LeadingAge, which represents 5,000 nonprofit aging service agencies, on Friday criticized the omission and demanded Congress support spending that would expand services for the aging and higher wages for the workers who care for them.
“Job-creating investments in aging services infrastructure are essential for the long-term health and independence of older Americans, and for our economy and society,” LeadingAge President and CEO Katie Smith Sloan said.
The Biden administration is seeking $400 billion to support Medicaid home-and-community-based services through better wages and training for care workers and expanded support programs for seniors. The administration has been haggling with Republicans over the cost of the entire infrastructure plan, which originally had a price tag topping $1.7 trillion.
Senator Rob Portman (R-OH) was among the group of five Democrats and five Republicans who worked on the framework for the compromise that modernizes the nation’s infrastructure and energy technologies.

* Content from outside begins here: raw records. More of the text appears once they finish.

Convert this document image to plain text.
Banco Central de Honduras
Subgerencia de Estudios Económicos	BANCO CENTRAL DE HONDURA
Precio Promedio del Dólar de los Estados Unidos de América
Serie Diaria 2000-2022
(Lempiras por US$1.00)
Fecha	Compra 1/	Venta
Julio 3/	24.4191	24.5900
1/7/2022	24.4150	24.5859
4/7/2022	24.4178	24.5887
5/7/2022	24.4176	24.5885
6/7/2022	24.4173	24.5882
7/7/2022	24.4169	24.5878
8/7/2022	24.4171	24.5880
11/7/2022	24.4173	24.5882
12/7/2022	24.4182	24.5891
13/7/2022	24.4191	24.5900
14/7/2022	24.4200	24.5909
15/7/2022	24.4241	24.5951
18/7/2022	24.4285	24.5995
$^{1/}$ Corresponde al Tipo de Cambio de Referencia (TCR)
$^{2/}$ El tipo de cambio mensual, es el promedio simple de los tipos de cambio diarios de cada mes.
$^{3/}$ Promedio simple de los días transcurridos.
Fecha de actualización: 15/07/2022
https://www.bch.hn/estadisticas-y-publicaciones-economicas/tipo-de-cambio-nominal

“We are discussing our approach with our respective colleagues and the White House, and remain optimistic that this can lay the groundwork to garner broad support from both parties and meet America’s infrastructure needs,” Portman said in a statement.
But during a webinar Friday with members of the Service Employees International Union, Senator Elizabeth Warren (D-MA) said any infrastructure package must address the nation’s care economy.
“Care is essential work,” Warren said. “It is largely done by women and disproportionately by women of color, and for generations this nation has undervalued this necessary work. It is way past time to right this wrong.”